In vielen Fällen sind Caminadas Gerichte winzige Anhäufungen von aromatischer Sprengkraft. Alpenkräuter und -gräser, die sich in der Milch, im Käse und im Fleisch konzentrieren. Wundert es mich, dass die Fleischgerichte einer bis aufs Äußerste reduzierten Häppchenküche ähnelt? Die essbaren Tupfen auf Keramik gleichen minimalistischen Bildern, schärfen den Genuss für das Wesentliche. Hier tritt Camanidas Koch-Maxime der einfachen Küche augenscheinlich zutage. Ich staunte über die Wirkung des Schweinebauch mit einer BBQ-Creme-Nocke und dem kontrastierenden Hauch eines blassgrünen Petersilienstängels. Auch die Abbildung der Milchlammkeule mit Gremolata verblüfft; hier stimmt einfach alles. Und ich verstehe, dass – so habe ich gelesen -, manche Gäste in Caminadas Schloss-Restaurant zu Tränen gerührt waren über die Schönheit des inszenierten Essens, das aufgetischt wurde.

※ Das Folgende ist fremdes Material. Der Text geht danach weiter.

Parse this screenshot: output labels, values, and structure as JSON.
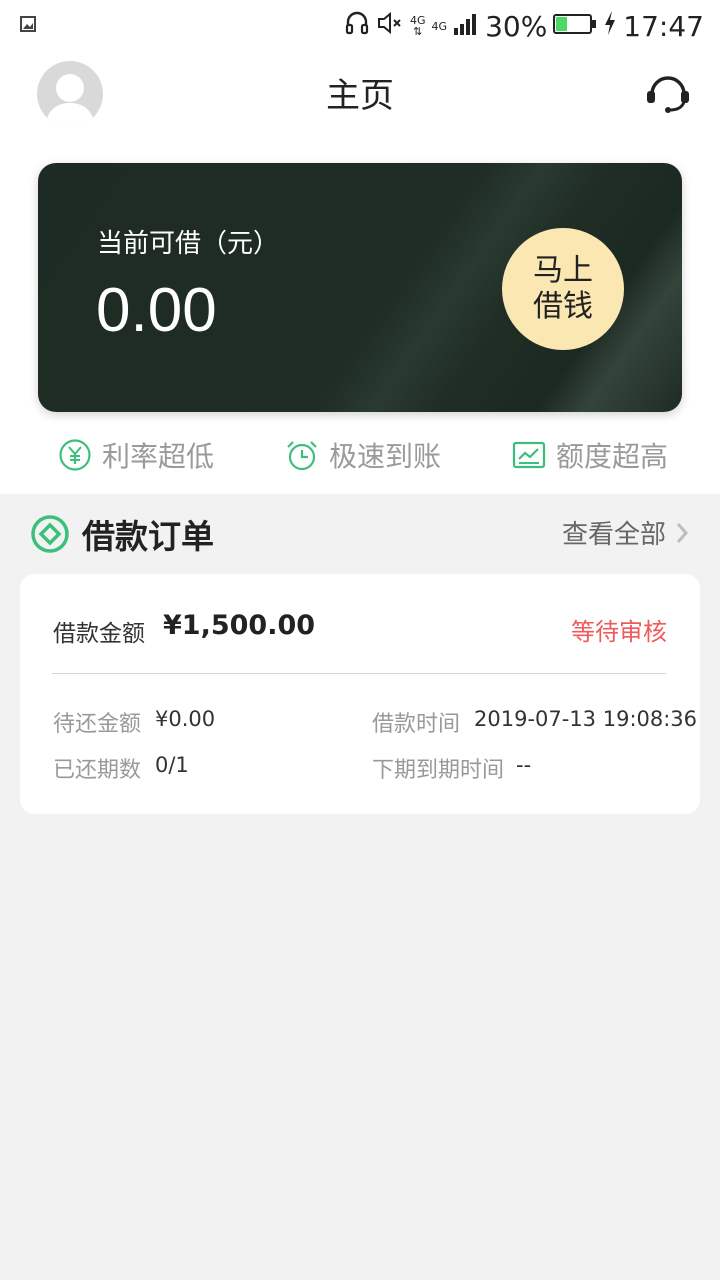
{
  "status_bar": {
    "network_left": "4G",
    "network_right": "4G",
    "battery": "30%",
    "time": "17:47"
  },
  "header": {
    "title": "主页"
  },
  "card": {
    "label": "当前可借（元）",
    "amount": "0.00",
    "button_line1": "马上",
    "button_line2": "借钱"
  },
  "features": [
    {
      "icon": "yen-circle-icon",
      "label": "利率超低"
    },
    {
      "icon": "alarm-clock-icon",
      "label": "极速到账"
    },
    {
      "icon": "chart-icon",
      "label": "额度超高"
    }
  ],
  "orders": {
    "title": "借款订单",
    "view_all": "查看全部",
    "item": {
      "amount_label": "借款金额",
      "amount": "¥1,500.00",
      "status": "等待审核",
      "remaining_label": "待还金额",
      "remaining": "¥0.00",
      "time_label": "借款时间",
      "time": "2019-07-13 19:08:36",
      "periods_label": "已还期数",
      "periods": "0/1",
      "next_due_label": "下期到期时间",
      "next_due": "--"
    }
  },
  "colors": {
    "accent_green": "#3dbf7c",
    "status_red": "#ef5a5a",
    "card_bg": "#1e2b24",
    "button_bg": "#fbe7b2"
  }
}
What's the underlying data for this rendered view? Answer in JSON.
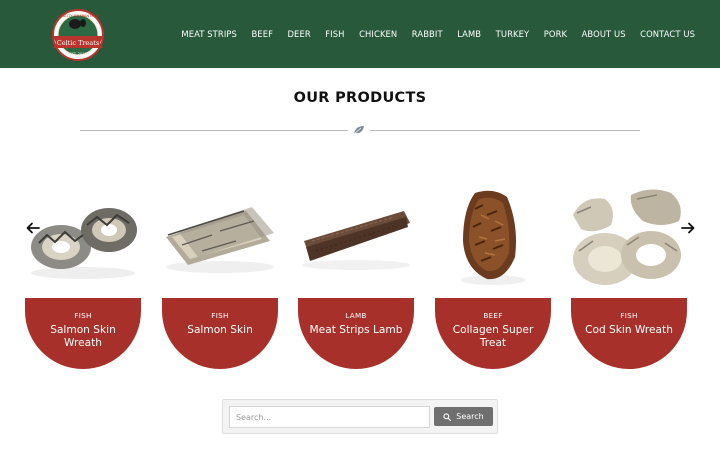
{
  "header": {
    "logo": {
      "icon": "celtic-treats-logo",
      "brand_text": "Celtic Treats",
      "ring_text": "QUALITY GUARANTEED",
      "est_text": "EST. 2017"
    },
    "nav": [
      {
        "label": "MEAT STRIPS"
      },
      {
        "label": "BEEF"
      },
      {
        "label": "DEER"
      },
      {
        "label": "FISH"
      },
      {
        "label": "CHICKEN"
      },
      {
        "label": "RABBIT"
      },
      {
        "label": "LAMB"
      },
      {
        "label": "TURKEY"
      },
      {
        "label": "PORK"
      },
      {
        "label": "ABOUT US"
      },
      {
        "label": "CONTACT US"
      }
    ]
  },
  "main": {
    "title": "OUR PRODUCTS",
    "divider_icon": "leaf-icon"
  },
  "carousel": {
    "prev_icon": "arrow-left-icon",
    "next_icon": "arrow-right-icon",
    "products": [
      {
        "category": "FISH",
        "name": "Salmon Skin Wreath",
        "image": "salmon-skin-wreath-image"
      },
      {
        "category": "FISH",
        "name": "Salmon Skin",
        "image": "salmon-skin-image"
      },
      {
        "category": "LAMB",
        "name": "Meat Strips Lamb",
        "image": "lamb-meat-strips-image"
      },
      {
        "category": "BEEF",
        "name": "Collagen Super Treat",
        "image": "collagen-treat-image"
      },
      {
        "category": "FISH",
        "name": "Cod Skin Wreath",
        "image": "cod-skin-wreath-image"
      }
    ]
  },
  "search": {
    "placeholder": "Search...",
    "value": "",
    "button_label": "Search",
    "button_icon": "search-icon"
  },
  "colors": {
    "header_bg": "#27593a",
    "card_bg": "#a8302a",
    "search_button": "#6f6f6f"
  }
}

Auch die Cremeschnitte mit Joghurtglace traf voll meinen Geschmack. Ich genoss die luftige Freiheit von Vanillecreme ohne Glace ganz für mich allein und habe mir vorgenommen, sie beim nächsten großen Familienessen als Nachtisch zu reichen. Die Familie weiß noch nichts von ihrem Glück.

Pure Leidenschaft von Andreas Camanida ist ein großartiges Kochbuch. Mehr noch. Die zwischen den Rezepten eingestreuten doppelseitigen Abbildungen von Menschen, der Berg- und Tierwelt, der Wiesen und Wälder, der Flüsse und Seen Graubündens bringen klar zum Ausdruck, dass diese alle im Kontext der Jahreszeiten mit der Bündner Küche zusammenhängen. Ein wunderschönes Kochbuch, dass zum Blättern, zum Verweilen und sich Vertiefen in die Beschreibungen und Rezepte einlädt. Der Leineneinband in Karminrot, fast sexy mit dem großen Herzen auf der Titelseite, unterstreicht, worauf im Titel hingewiesen wird: Leidenschaft und einfache Küche. Caminada hat ein Gespür für die Natur. Er saugt sie auf und gibt sie veredelt zurück als Graubündner Miniaturwelten. Bei ihm verbünden sich Kultur und das Unbewusste, die Welt des Archaischen zum kulinarischen Genuss. Diese Freude am Suchen, am Experimentieren ist spürbar und ansteckend. Für uns, die Camanidas Rezepte zuhause umsetzen, sind seine Gerichte ein großartiges Erlebnis.